Kelly Taylor ve4xt at mb.sympatico.ca
Fri Jul 4 00:09:38 EDT 2003


While I sympathize with the perception the points were unfairly dinged (who
knows, maybe they were), I think this highlights a tweak that could be made
to the system rather than a resounding condemnation.

OTOH (there's always one of those, isn't there), the rules for ARRL contests
DO say that callsigns and exchange info must be sent, received and logged
correctly by BOTH stations for a QSO to count.

So, if I send VE4XT/W0 and you log W0/VE4XT, is there an error? The
effective result is the same, certainly no different than when I send 5NN T4
and you log 599 04. Worth considering.

Computers have not ruined contesting. If anything, they've directed our
energies even more closely to the actual task at hand: using radios and
receiving and sending information. That they have freed us from ancillary
drudgery like dupe sheets, pencil vs. pen, mechanical vs. wooden, etc.
allows us to focus on what really matters.

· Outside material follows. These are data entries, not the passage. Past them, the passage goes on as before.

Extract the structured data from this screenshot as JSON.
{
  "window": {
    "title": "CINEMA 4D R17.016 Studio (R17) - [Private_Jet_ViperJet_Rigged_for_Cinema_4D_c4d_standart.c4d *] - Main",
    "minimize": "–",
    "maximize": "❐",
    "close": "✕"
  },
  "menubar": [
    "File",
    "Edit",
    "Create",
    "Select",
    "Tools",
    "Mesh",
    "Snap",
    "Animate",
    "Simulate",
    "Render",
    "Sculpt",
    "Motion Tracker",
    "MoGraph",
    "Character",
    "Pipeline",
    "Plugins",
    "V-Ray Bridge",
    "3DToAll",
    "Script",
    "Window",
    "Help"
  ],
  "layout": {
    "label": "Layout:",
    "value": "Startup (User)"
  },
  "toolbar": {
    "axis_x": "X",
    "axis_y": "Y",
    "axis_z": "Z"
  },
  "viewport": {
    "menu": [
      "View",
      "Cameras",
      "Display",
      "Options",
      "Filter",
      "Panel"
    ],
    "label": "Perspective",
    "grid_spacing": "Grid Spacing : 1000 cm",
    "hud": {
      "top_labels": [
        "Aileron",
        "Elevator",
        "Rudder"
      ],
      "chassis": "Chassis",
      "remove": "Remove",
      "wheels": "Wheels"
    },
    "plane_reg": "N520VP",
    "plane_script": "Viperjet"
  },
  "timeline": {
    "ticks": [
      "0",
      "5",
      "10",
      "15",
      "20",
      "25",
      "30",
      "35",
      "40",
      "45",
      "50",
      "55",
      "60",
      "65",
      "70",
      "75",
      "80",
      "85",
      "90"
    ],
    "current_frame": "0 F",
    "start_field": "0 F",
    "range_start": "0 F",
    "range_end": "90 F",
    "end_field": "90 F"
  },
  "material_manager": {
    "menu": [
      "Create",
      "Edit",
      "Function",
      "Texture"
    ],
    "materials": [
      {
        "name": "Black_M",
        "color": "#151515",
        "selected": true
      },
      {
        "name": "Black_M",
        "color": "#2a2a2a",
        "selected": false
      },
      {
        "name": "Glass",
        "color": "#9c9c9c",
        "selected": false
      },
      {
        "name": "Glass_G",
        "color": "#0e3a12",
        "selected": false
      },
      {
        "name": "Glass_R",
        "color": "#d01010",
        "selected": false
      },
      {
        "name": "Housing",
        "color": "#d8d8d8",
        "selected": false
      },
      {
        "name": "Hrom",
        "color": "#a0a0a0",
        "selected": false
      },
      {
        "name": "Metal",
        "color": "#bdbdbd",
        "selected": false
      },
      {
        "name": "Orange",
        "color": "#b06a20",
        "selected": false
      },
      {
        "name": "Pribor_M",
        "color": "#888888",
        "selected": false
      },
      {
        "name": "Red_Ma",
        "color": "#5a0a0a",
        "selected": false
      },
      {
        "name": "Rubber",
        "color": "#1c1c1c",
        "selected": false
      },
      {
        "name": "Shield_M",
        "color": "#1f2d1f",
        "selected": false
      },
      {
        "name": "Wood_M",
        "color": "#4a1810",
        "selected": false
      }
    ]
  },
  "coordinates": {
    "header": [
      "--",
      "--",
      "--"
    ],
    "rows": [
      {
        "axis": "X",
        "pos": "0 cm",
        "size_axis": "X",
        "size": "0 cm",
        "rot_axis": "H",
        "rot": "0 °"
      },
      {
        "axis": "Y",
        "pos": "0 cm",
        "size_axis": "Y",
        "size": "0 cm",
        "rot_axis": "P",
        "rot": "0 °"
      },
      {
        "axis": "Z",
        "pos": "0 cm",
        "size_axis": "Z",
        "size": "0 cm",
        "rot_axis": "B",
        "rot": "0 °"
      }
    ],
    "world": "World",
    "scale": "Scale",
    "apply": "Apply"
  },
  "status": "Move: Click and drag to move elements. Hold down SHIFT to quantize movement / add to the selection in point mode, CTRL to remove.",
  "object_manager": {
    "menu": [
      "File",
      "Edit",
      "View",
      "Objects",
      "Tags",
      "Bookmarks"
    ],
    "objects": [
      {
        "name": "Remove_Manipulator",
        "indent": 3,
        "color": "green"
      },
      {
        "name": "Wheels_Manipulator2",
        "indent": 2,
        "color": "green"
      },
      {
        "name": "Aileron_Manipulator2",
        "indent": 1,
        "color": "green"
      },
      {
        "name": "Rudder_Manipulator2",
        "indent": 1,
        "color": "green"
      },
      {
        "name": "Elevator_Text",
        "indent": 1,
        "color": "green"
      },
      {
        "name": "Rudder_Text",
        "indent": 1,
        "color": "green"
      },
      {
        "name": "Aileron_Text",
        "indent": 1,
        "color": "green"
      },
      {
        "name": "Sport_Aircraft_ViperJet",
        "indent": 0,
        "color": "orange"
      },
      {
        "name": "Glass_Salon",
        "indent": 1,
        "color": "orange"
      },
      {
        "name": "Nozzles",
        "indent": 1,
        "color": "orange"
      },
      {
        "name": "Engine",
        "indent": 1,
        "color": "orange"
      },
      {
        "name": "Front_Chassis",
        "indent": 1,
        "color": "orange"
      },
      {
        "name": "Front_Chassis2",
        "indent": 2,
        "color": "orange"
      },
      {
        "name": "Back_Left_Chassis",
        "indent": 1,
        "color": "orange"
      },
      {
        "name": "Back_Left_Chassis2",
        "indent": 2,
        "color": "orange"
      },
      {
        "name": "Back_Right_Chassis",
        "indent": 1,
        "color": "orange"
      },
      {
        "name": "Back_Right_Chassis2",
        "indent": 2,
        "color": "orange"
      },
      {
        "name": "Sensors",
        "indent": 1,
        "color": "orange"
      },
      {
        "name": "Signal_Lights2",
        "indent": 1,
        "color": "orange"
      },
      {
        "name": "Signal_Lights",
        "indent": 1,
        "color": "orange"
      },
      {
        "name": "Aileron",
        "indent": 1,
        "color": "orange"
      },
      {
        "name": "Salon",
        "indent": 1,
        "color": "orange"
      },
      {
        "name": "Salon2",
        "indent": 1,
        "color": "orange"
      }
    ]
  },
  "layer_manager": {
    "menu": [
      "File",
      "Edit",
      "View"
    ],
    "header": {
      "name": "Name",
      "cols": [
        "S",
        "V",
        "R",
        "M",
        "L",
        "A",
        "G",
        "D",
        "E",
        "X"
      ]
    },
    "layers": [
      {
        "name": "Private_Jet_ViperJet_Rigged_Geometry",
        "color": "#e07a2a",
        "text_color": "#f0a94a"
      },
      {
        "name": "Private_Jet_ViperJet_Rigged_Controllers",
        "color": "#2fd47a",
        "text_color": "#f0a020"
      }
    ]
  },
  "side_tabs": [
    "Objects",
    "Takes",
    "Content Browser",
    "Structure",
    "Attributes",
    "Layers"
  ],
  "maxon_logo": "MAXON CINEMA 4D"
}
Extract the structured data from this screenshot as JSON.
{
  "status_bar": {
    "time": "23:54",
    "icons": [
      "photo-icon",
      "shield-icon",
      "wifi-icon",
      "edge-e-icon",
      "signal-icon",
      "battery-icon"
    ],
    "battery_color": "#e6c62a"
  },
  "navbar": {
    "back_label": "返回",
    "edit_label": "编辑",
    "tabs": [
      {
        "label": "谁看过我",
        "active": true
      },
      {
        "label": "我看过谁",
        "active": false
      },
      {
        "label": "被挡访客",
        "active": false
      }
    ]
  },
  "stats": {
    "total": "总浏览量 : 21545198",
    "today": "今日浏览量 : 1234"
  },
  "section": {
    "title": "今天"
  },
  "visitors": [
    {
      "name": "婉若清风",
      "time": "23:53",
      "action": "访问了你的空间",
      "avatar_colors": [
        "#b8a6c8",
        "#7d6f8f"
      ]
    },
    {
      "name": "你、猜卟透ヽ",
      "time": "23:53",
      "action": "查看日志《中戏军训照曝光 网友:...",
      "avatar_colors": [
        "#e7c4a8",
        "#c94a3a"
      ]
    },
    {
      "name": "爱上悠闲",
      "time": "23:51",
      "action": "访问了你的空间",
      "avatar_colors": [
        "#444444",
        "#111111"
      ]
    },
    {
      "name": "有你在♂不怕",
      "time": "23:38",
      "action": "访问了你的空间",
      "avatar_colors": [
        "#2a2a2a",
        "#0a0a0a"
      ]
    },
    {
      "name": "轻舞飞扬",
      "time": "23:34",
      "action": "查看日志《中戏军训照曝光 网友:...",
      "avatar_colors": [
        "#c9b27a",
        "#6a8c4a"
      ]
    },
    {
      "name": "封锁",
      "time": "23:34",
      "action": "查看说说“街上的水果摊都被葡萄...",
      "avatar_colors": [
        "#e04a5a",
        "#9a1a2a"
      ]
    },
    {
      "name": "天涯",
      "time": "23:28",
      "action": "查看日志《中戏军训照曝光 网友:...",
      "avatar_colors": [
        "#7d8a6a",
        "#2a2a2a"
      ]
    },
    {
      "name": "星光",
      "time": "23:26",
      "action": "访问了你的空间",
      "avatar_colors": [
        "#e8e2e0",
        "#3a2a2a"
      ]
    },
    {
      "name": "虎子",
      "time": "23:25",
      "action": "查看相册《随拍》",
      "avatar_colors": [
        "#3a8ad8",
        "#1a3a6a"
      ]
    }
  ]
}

That log checking provides an even more accurate picture of how we actually
did -- including those times we didn't do so well -- only makes the final
results that much more meaningful. (Did he win because his log was poorly
checked and errors slipped through or did he win because his log was
actually cleaner than the other guy's?)

The folks who advocate adjustments only for "the contenders" miss the point:
if you look at, say SS (the contest results I'm most familiar with), you get
pretty deep into the standings before someone isn't contending for
something. W4ATL placed 14th in the standings: does that mean his claiming
the GA low-power record is less meaningful to him? What if, as a contender,
his log was scrutinized while the GA runner-up's was not and W4ATL lost
against the unscrutinized log? Is that fair to him?

If you make log checking only for the top tier, then those people are the
only ones for whom victory will mean anything. It will just be a
free-for-all for the also-rans and none of those results is worth a tinker's
damn. You don't need to win a contest to need your result to be meaningful.

Alan's situation is unique, and highlights a bug, perhaps. But I think we'll
be Beta-testing log checking till most of us have turned to dust. That
something could be improved doesn't mean you throw it away.

If we accept that contesting is not just a rate-fest -- that accuracy and
precision count too -- then how could accuracy in adjudication be a bad
thing?

If there's an Olympic equivalent to contesting, it's equestrian: you,
generally, remain seated for the entire performance, you have to deal with a
lot of horse s*** and you not only have to be fastest, but most graceful and
precise too.

Accuracy at speed is the greatest challenge in contesting. Any moron can run
at 250 an hour if he doesn't care about precision. That also means you have
to reward accuracy and you can't do that if you're all but the top tier off
easy.

73, kelly
ve4xt

Without radio, we're nuthin' but amateurs.